The following spring we moved back to Idaho, and then lived
in Preston in an apartment owned by Dad’s Aunt Sadie Jenkins. My brother
Dennis, was born 20 February 1935 in Preston Hospital. In the spring of 1935 we
went to live in a log cabin up the hill from the Taylor place in Fairview. It
was the log house where my Dad was born. That fall Mom took me to Fairview to
see if I could enroll in school there. I
assume that I was not old enough to attend first grade.
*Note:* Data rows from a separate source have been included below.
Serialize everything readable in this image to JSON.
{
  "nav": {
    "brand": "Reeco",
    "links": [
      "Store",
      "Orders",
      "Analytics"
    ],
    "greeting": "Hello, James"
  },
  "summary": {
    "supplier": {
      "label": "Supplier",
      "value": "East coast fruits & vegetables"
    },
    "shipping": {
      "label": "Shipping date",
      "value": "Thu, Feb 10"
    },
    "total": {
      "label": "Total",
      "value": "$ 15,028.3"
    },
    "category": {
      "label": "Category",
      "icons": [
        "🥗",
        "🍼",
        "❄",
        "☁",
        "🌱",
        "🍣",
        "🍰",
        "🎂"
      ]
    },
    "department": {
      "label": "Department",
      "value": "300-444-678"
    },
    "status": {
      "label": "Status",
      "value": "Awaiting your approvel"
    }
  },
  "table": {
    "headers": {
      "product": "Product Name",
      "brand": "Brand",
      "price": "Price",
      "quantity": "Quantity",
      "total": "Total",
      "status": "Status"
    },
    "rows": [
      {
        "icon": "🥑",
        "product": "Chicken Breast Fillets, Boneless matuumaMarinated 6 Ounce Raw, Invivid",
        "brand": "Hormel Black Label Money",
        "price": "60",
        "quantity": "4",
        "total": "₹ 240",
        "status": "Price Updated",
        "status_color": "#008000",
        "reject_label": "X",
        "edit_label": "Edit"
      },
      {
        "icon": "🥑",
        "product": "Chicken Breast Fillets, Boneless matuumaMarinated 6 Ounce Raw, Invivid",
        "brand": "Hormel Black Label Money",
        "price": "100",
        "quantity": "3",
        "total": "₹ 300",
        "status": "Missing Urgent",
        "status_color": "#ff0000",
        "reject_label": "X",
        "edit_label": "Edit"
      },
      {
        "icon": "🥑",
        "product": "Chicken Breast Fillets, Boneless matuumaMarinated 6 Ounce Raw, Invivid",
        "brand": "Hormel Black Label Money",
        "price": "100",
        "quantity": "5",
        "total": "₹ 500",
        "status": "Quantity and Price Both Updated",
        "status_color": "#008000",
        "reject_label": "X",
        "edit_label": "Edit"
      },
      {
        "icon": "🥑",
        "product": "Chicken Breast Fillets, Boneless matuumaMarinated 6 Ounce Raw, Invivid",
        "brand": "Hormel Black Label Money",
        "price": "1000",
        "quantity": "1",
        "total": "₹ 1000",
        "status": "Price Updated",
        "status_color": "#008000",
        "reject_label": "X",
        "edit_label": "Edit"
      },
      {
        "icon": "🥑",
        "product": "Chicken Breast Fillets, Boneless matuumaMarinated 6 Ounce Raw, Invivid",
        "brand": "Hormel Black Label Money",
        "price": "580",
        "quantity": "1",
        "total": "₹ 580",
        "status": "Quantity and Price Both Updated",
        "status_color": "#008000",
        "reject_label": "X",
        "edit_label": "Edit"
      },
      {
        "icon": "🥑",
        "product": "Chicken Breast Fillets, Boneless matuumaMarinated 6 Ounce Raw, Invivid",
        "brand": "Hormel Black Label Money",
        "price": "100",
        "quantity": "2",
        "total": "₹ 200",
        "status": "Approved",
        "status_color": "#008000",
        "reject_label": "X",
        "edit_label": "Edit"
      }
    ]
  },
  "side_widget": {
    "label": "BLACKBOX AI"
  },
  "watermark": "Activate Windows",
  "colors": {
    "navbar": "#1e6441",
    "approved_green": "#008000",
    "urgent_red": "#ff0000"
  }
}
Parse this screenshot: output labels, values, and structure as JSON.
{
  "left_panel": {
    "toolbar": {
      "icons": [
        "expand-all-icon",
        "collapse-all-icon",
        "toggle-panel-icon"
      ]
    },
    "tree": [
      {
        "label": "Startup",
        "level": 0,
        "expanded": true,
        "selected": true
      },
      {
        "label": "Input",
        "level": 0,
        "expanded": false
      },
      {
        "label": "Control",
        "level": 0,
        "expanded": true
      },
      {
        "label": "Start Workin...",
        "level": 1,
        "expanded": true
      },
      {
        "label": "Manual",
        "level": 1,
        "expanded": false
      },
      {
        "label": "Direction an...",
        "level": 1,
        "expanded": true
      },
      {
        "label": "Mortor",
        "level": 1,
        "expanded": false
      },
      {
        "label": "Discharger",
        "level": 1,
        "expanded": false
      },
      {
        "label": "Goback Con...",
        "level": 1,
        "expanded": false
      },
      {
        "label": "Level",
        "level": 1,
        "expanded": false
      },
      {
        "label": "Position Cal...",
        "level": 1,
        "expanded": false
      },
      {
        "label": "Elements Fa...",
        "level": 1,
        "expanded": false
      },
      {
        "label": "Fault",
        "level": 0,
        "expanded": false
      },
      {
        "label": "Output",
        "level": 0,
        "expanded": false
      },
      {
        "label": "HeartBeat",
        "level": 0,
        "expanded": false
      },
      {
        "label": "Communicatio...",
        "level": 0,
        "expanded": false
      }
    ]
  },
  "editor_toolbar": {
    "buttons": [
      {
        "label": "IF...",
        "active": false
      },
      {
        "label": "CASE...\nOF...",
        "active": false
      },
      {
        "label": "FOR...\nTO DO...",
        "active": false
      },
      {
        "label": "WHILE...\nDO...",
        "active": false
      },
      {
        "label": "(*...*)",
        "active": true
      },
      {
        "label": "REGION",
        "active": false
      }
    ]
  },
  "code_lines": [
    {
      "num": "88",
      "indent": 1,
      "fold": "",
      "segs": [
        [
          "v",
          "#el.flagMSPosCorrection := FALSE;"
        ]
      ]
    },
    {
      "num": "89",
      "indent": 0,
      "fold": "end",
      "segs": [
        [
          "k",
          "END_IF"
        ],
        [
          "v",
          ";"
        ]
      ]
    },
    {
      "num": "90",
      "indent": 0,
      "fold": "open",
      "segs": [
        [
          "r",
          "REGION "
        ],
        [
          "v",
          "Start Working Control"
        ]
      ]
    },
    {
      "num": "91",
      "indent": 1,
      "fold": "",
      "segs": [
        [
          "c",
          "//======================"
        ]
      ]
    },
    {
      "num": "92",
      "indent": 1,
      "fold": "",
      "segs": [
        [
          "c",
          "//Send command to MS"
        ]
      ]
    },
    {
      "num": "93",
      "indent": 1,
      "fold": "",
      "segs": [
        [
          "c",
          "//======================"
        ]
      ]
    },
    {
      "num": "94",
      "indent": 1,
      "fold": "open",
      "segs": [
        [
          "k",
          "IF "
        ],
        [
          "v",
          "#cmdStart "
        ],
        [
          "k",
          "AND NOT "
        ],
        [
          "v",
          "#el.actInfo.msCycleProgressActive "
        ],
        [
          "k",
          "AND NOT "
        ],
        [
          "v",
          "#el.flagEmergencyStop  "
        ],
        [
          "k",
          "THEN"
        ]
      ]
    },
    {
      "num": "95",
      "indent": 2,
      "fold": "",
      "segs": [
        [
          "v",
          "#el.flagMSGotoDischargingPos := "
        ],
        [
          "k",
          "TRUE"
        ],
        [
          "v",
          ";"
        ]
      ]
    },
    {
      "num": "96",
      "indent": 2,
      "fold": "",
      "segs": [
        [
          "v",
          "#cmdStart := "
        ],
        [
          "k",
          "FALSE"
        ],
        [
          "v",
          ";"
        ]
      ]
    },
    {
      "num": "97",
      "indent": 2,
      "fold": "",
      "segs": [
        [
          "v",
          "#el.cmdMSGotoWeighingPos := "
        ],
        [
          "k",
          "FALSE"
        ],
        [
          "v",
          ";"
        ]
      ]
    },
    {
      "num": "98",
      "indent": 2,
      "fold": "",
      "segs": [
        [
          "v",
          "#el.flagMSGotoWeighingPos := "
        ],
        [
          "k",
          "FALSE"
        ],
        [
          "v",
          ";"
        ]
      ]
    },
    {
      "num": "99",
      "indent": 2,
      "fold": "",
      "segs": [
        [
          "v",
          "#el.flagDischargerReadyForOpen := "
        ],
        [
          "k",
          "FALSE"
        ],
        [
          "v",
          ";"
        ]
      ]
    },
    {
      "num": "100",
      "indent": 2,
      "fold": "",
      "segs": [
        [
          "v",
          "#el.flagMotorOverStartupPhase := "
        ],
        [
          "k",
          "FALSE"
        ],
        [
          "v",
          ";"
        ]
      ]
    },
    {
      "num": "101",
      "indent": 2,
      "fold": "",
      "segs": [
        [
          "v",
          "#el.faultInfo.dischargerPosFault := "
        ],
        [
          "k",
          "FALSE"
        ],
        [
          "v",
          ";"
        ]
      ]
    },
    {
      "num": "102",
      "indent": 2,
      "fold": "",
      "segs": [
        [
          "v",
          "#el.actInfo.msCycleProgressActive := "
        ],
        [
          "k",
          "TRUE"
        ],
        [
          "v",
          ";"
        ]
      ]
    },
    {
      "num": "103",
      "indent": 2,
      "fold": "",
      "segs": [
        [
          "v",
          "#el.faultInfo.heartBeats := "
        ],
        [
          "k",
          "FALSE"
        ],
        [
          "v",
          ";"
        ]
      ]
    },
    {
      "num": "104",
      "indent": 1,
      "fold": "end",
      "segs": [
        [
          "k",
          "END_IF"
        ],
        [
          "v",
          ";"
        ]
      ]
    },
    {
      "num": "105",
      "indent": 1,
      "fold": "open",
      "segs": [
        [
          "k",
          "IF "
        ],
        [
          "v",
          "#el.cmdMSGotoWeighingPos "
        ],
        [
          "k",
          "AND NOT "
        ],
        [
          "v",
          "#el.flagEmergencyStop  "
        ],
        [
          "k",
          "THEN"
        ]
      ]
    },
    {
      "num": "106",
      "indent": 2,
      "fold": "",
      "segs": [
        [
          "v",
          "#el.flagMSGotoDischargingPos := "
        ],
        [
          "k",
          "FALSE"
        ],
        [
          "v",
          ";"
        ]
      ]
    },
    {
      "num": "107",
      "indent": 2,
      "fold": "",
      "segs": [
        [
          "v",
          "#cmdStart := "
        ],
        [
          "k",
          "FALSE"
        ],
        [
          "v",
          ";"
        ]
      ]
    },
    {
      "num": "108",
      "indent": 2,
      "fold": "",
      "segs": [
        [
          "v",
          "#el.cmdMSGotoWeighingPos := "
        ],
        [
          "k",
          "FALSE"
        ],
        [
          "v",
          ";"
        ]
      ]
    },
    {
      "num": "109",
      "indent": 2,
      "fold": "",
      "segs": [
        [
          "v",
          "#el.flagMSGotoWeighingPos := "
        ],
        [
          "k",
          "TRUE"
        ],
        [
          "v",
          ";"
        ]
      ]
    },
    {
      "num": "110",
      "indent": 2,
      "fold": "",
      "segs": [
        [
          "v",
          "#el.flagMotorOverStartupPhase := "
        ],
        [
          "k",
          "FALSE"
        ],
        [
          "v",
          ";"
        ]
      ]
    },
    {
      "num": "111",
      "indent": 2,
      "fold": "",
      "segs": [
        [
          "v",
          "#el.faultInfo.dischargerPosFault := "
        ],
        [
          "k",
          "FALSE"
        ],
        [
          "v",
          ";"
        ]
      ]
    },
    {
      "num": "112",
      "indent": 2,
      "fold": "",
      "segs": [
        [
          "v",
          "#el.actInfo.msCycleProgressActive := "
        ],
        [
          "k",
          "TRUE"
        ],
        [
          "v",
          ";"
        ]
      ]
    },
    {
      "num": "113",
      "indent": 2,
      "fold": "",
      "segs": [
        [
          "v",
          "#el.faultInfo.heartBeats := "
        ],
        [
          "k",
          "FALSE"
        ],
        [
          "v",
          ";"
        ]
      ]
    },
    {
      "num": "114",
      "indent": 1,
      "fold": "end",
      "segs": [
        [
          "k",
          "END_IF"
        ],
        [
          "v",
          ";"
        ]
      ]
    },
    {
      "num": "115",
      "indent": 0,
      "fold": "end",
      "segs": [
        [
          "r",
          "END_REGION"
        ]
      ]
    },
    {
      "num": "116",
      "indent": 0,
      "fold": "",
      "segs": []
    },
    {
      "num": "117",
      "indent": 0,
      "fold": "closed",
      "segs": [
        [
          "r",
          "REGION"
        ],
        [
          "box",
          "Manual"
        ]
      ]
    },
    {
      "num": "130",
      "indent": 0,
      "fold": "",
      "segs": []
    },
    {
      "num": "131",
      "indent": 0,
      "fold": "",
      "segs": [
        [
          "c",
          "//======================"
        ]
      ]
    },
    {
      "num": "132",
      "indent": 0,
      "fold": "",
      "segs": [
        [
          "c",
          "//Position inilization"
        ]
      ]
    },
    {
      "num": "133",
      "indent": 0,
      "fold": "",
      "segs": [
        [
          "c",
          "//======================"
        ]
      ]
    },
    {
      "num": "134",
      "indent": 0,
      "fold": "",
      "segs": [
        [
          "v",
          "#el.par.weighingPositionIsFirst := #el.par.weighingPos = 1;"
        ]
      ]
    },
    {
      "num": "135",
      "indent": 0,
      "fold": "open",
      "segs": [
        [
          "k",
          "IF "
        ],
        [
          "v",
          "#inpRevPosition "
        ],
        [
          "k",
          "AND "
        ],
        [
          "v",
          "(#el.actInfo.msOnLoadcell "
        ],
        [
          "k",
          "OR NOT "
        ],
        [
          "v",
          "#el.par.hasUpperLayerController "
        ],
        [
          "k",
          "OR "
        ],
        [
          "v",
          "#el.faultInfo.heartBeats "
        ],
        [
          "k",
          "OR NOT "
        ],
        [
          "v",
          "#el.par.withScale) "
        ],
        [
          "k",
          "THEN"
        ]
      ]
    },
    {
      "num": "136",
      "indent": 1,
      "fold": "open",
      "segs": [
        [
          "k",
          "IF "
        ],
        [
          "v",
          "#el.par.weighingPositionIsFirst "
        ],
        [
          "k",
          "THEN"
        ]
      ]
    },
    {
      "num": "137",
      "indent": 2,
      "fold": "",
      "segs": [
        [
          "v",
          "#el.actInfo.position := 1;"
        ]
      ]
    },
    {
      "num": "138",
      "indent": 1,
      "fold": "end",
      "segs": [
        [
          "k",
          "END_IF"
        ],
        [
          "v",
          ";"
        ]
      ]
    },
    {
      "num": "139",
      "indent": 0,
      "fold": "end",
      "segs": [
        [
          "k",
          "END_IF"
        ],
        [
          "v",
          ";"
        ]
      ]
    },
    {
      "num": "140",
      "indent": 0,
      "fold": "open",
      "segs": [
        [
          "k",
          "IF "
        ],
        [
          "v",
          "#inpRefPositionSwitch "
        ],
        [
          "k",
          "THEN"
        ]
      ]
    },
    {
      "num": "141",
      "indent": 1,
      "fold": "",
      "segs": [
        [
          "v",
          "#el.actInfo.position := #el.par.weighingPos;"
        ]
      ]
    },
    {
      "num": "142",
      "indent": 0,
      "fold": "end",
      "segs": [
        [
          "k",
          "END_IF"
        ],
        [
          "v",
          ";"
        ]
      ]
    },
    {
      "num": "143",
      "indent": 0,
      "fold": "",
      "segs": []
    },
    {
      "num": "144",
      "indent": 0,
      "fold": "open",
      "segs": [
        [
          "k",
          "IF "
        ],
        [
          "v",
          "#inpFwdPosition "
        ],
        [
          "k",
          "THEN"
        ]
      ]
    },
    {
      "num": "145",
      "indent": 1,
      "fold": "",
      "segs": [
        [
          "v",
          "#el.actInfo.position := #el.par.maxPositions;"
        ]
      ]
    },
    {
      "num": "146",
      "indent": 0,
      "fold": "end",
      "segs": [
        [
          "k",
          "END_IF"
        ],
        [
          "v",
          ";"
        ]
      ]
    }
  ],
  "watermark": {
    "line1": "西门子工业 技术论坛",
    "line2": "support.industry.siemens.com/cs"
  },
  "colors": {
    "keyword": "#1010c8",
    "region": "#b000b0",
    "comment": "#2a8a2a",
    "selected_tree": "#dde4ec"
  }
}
It was the summer of 1935 that Uncle Grover Duff gave us a
Buick cloth top roadster—a pretty fancy car.
In April 1936 Dad bought a farm at a price of $7500 across
the river in Weston, where Uncle Art Moser had lived a few years previous. It
was an exciting place with a nice home and a big barn. There were 40 acres of
irrigated land, 60 acres of dry farm, and 20 acres of lower pasture. We raised sugar beets, peas, beans, corn,
potatoes, and alfalfa on the irrigated land, and wheat and barley on the dry
area. All of our farming was done with
horses. We had a small herd of cows that I would take to and bring back from
pasture. We always had a good dog which could be a big help in bringing in the
cows. There was Jeff, Napolean and Wolfe.
When I was older, I rode a pony to bring in the cows and horses. I
preferred bareback and was a good horseman.
One of my fonder memories is of Grandpa Lundquist. He had
such an engaging personality. One time when I was perhaps 3 or 4, he invited me
to join him and Sy Gassman to go to the mountains to prospect for gold and
other minerals. I faintly remember looking down into a big hole in which they
were digging. It was very exciting for me. But when I got back to their home,
my Mom gave me a real licking for not asking before I went.
It seems that about the Christmas before entering grade
school that I was determined to see Santa Claus when he came to our home. Mom and Dad thought that was a good idea, so
they let me stay up on Christmas Eve. No
doubt I fell asleep pretty soon, since our bedtime was always early to that we
could arise early in the morning to milk the cows. When I awoke on Christmas morning, Santa had
come without waking me. The gifts under
the tree helped moderate my disappointment.


Absolutely delightful!! Can't wait to read the next chapter.